The family though is also worried Thusha is not receiving adequate physiotherapy.
While in Stoke Mandeville she had daily physio, but her father said that back in the community she had one hydrotherapy session a week.
Thusha's brother Thusan said: "(In hospital) she was walking, standing and everything. She had really good leg movement. We do physio now. We help her stand up. But now she has no improvements at all since she left hospital."

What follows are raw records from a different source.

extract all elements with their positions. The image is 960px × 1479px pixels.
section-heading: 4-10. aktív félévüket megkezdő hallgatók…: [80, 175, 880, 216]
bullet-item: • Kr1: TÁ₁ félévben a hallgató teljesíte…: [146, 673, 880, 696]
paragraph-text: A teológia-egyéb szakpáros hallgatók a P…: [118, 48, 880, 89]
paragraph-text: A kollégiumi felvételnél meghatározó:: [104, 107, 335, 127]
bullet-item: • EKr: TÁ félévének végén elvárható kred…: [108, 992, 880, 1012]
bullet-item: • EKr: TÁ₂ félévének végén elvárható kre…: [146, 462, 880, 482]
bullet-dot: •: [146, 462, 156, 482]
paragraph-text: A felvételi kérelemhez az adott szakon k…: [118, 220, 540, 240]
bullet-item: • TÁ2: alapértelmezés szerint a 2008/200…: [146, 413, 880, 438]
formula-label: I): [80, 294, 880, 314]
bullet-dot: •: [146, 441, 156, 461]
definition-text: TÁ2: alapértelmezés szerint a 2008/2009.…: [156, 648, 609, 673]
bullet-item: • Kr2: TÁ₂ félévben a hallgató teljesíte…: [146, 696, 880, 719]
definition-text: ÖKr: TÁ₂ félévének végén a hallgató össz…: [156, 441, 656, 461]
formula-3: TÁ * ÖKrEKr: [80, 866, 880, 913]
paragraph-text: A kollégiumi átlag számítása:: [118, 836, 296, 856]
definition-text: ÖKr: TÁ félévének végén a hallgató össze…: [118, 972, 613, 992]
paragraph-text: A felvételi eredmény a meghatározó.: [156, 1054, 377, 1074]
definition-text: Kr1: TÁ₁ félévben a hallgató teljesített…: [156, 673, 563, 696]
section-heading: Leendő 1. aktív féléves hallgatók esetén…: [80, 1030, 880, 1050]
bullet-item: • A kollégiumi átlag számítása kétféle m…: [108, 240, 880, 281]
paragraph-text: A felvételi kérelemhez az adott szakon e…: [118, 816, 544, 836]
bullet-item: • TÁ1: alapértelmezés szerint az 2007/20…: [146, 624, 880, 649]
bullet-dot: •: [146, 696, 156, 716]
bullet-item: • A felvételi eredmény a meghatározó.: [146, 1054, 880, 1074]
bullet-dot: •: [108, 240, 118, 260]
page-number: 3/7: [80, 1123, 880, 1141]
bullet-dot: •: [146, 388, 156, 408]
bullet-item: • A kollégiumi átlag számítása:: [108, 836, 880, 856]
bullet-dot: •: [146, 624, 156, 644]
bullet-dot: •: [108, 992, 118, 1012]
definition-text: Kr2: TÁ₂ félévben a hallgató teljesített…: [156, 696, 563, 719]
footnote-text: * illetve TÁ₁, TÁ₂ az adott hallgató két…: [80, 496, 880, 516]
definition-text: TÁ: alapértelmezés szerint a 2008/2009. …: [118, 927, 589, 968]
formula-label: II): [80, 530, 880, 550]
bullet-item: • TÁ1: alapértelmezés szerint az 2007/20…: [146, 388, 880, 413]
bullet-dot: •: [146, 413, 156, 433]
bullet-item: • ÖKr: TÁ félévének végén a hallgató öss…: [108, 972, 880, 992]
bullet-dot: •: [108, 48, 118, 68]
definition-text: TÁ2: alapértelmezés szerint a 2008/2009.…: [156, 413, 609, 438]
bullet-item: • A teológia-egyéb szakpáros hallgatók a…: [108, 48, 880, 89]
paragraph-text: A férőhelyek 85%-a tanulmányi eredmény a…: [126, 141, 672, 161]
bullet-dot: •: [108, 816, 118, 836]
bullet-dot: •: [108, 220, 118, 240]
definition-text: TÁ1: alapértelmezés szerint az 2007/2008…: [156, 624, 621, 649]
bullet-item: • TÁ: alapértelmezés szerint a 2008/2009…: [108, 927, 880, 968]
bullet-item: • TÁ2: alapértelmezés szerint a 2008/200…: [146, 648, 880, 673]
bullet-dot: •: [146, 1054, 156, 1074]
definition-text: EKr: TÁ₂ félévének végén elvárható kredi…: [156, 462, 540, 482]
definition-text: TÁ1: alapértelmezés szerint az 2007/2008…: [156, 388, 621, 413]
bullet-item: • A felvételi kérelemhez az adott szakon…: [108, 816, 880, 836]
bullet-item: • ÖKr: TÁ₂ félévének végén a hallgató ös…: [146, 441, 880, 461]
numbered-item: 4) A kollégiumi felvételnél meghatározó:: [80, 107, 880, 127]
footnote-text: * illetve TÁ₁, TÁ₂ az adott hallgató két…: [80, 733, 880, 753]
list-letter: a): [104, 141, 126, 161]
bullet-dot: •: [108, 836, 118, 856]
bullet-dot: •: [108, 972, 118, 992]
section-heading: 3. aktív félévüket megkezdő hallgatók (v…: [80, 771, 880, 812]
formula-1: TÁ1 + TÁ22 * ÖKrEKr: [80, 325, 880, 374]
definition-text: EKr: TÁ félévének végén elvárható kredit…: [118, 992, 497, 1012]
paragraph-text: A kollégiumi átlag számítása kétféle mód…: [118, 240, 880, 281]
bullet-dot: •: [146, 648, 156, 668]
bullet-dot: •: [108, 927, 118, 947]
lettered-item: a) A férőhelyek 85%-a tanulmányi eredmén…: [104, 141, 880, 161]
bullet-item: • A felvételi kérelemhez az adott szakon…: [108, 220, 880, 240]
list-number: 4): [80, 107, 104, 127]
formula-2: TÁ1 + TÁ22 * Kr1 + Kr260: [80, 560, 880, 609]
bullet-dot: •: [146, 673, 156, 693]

A spokesman for North East London NHS Foundation Trust, which is responsible for her outpatient care, said: "Our physiotherapy and occupational therapy teams are doing everything they can to support the family and their care needs through a programme of physiotherapy and equipment we have purchased.
"Parents are shown how to deliver the programmes at home supported by visits from a physiotherapist."
Fifteen Metropolitan Police detectives and analysts have so far raised more than £180,000 to help pay for vital care and equipment in the future.
The money will go into a trust fund that Thusha can access when she is 18. This weekend they climbed Britain's highest peaks, Ben Nevis in Scotland, Scafell Pike in England and Snowdon in Wales.
Det Con John Codd, the family liaison officer, said: "It was amazing to be part of the Three Peaks Challenge and to know that it will help Thusha on her route to a better quality of life since she was shot.
"If the money we have raised and continue to raise helps her to gain more confidence and freedom through purchasing equipment she needs to maintain as normal a life as possible, then every step has been worth it."